I don’t like Toyota. Even if I were to drown and the only way out was a Toyota boat, I’d still hate it. I’d board but dive immediately I smelt the shore. And I can’t help.
Hate is this emotion where you really have no control. Like you have this workmate whom you have hated from the first day regardless of the smiles he makes around you. You always feel that the lift should fail one evening, the day when he is the last guy to leave office, so that he stays caged and lonely for the night. Better still, you want it to be a Friday evening so he stays there till Monday 8.15 a.m when government cleaners open the doors. Sometimes you try very hard to like the felabut you always backtrack more than you advance.
The reason I don’t like Toyota dates back, back. Taktari was our rogue neighbour who kept disturbing our peace. For every day that had a morning, he played music from an old Sanyo radio that screamed those foolish songs. Each night, the music cut the air like it was war. Then his wives always fought and called each other obscenities, but even that was nothing compared to the green Sanyo thing.
But if you belong to those days you’d know that the issue was not just noise making. That the noise was from a Sanyo meant he was one mile ahead of us in affluence. It reminded us our page and chapter in Maslow’s books of truth. It told the number of meals he could afford. He just had to let it scream and you’d remember that his kids were the only ones who went to school in shoes, who spoke Swahili, who went home to lunch, and who sometimes owned a leather football. Then you’d understand how insignificant your family was. Let’s just say that a family that owned a Sanyo those days could only compare to a family that shops in Dubai today.
So one day, when the Hiace guys were repairing the road at our market centre, we heard loud screeching. Now our market place is so designed that any such drama will be received by almost everyone instantly. We rushed to the spot. Even in that immediacy, word had already travelled that it was a bad accident. Victim? None other than Taktari himself.
I ran. The prospect that we would have peaceful days propelled me to run even faster. I can’t tell what others were going to do. Mine was simple: I wanted to see how the idiot had died. I wanted to see if he had died facing the sky or he had planted his nose into the tarmac. But importantly, I wanted to prove that he was dead as wood.
I remember surging forward strongly and hoping that his trouser be torn and his privates be out just for nature’s poetic justice.
People were crowded. I think I saw some blood stains and the air of death gave me satisfaction. Having passed by Taktari’s second wife screaming, I inwardly nodded and promised myself to be happier once I saw the limb body. There was also this kid who came running and screaming for his departed father. Amazingly, that home had chosen a uniform brand of durable lungs – from the Sanyo, to the last wife, to the kids.
A few metres away from the swelling crowd sat the guilty Toyota Hilux which Sergeant Inengeya had recently bought from his retirement wealth. I was in no hurry and since I wanted to have sufficient foreplay, I first went to the metal to examine the extent of damage. It would be great guessing and confirming how many teeth the bastard had lost before parting with the soul.
The Toyota had smashed its front into a tree in whose shade sat a cobbler on other days.
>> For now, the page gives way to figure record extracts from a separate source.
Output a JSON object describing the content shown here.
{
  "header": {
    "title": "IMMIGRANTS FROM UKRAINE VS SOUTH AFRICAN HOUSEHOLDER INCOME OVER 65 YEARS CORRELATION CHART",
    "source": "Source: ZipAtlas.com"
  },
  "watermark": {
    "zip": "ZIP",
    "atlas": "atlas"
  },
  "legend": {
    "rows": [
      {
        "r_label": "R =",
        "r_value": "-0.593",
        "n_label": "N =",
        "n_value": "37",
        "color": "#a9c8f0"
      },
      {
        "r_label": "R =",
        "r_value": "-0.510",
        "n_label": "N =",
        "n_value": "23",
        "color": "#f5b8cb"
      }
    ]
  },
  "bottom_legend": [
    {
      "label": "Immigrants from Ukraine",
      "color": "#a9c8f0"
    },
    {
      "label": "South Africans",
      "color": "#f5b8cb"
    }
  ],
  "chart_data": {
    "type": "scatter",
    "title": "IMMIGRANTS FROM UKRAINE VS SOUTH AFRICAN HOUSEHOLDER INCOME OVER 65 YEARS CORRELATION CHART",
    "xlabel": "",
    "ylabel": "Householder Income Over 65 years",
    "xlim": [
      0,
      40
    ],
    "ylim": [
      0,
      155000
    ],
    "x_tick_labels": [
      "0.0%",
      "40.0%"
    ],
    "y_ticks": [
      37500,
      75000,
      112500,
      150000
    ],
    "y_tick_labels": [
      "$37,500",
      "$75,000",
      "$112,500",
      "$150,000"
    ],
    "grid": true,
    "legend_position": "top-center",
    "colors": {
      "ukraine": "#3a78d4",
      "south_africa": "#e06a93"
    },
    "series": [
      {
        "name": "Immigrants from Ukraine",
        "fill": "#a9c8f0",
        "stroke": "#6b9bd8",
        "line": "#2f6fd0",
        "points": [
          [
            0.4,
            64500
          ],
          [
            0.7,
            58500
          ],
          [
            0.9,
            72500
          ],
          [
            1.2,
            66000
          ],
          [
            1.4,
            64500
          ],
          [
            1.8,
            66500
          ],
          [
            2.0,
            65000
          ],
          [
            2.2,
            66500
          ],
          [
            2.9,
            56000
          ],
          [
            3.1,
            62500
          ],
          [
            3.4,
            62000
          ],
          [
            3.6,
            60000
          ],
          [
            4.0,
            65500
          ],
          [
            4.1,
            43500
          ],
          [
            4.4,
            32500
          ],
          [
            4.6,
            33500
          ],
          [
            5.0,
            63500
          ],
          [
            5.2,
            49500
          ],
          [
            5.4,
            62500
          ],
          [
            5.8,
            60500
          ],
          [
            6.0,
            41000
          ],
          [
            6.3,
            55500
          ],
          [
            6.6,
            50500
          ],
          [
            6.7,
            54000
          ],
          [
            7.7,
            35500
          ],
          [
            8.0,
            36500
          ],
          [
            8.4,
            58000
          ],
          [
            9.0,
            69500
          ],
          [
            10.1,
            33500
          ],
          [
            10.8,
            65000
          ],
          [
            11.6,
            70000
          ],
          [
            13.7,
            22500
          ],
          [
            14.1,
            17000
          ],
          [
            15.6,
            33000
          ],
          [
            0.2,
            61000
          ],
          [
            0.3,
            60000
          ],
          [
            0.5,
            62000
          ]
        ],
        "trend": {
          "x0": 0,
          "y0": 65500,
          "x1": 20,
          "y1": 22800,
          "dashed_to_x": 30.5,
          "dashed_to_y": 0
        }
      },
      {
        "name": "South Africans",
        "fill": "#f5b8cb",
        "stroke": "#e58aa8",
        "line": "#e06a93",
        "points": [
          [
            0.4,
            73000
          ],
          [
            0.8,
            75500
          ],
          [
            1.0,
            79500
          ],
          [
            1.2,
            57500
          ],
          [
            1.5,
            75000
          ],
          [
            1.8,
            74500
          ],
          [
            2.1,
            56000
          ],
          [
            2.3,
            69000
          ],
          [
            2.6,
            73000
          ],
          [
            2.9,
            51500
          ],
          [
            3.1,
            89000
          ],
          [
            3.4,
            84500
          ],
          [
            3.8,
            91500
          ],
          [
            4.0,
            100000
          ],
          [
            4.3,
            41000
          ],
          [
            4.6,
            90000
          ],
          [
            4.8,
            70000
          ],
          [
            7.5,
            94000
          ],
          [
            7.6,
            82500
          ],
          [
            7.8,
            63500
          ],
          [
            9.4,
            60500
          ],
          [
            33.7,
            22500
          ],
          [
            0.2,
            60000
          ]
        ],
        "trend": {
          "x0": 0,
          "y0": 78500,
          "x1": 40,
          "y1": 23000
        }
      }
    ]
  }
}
The bumper was completely gone. The tyres still smelled from the braking. Its blood stained bonnet had flung upwards and you could see the sad radiator eulogising the man who owned a Sanyo radio. Now let’s see who will buy the dry cells.
When I turned to go meet the epitome of my happiness, the first person I met was our neighbour’s senior wife who was driving home two big goats. Already…? In her trail walked a proud man in those Taliban gowns and who held his prestigious staff. The story later unfolded of how our bastard had bought four goats at the market and was taking them home when a stray Toyota tried to avoid a pothole and finally ran into them. It killed two goats and missed the owner by a hair.
I have hated Toyota since then. That was justice it failed to deliver. Why miss such a person by a hair? When the Japs (I don’t know who makes Toyota) were making it, did they agree that it should be missing enemies by a whisker? And I pitied the sergeant for using his goodbye wages to buy such a blunt, foolish, and lazy van that would keep missing people by a whisker.
So it is official that I hate Toyota; put it down. I also hate Maths teachers; I hate Maths itself. I hate men with bad manners. I hate job interviews. I hate my landlord.
And apart from hate, my life builds around other hidden blocks about which I can’t help myself either. Fear, love, scholarship, Shotokan, and beautiful women, are all mine.
I fear the female anopheles mosquito, snakes, bedbugs, a cold shower, and a beautiful woman who uses makeup. I read Achebe, Naipaul, Lehane, Chomsky and other liars. I support Leopards, Leopards, Leopards and Leopards. I do mawashigeri and love giyakuzuki. I dislike models who don’t fart. And I still hate our neighbour, his 27 children and the Sanyo – wherever it went.
Now welcome to this space where we rant and rant all day. This is where we say the shit we like and nobody asks a question. We will laugh together, peel onions together, love each other, lie to each other and request that we kindly believe the lies. Who doesn’t lie anyway?
Welcome and let’s celebrate our full site, papawere.com. To (dot)wordpress(dot)com, bye bye Vietnam.